Future Directions: (1) Expansion to 3D and temporal data; (2) Proposal of retrieval-stage defenses (e.g., leave-one-out detection); (3) Investigating if fine-tuned medical LVLMs are more or less robust.

vs. LIAR (Tan et al. 2024): M3Att extends text-only RAG poisoning to multi-modal, medical, and query-agnostic settings, showing consistently better performance.
vs. MM-PoisonRAG (Ha et al. 2025): M3Att is the first medical multi-modal method to remove the query-specific dependency.
vs.

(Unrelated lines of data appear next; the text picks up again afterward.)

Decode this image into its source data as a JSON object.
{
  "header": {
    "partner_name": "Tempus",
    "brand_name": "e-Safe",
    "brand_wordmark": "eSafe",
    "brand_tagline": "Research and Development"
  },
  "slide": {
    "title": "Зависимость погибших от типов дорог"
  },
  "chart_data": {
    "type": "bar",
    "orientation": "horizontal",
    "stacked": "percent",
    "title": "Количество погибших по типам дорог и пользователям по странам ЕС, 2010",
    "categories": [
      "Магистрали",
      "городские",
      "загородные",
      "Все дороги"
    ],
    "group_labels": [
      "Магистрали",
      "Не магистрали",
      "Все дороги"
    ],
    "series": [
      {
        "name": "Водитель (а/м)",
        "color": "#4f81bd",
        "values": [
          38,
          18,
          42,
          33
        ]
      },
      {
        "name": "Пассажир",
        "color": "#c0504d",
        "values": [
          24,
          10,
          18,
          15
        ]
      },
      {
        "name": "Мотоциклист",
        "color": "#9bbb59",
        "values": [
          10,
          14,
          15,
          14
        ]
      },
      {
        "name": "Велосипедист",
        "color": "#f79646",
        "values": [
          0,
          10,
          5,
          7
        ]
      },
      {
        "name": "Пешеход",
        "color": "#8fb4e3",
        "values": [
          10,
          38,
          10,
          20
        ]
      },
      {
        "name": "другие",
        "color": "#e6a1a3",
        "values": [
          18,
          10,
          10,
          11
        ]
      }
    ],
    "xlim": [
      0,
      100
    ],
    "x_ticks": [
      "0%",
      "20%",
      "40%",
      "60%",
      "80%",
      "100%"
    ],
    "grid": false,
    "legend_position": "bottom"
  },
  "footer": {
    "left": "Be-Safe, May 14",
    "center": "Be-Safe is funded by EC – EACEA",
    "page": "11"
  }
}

HV-Attack (Luo et al. 2025): Generic multi-modal attacks fail on homogeneous medical corpora; M3Att solves this with cluster proxies.
Cross-domain Transfer: The "gray area attack" paradigm targeting clinical ambiguity is highly applicable to legal interpretation and financial advice RAG systems.

Rating¶

Novelty: ⭐⭐⭐⭐⭐ First practical threat model for medical multi-modal RAG poisoning; several innovative design points.
Experimental Thoroughness: ⭐⭐⭐⭐⭐ Comprehensive coverage across LVLMs, retrievers, datasets, and tasks.
Writing Quality: ⭐⭐⭐⭐ Clear formulas and tables; strategies have significant medical domain depth.
Value: ⭐⭐⭐⭐⭐ Directly exposes vulnerabilities in deployed medical RAG systems, though the dual-use risk necessitates defensive research.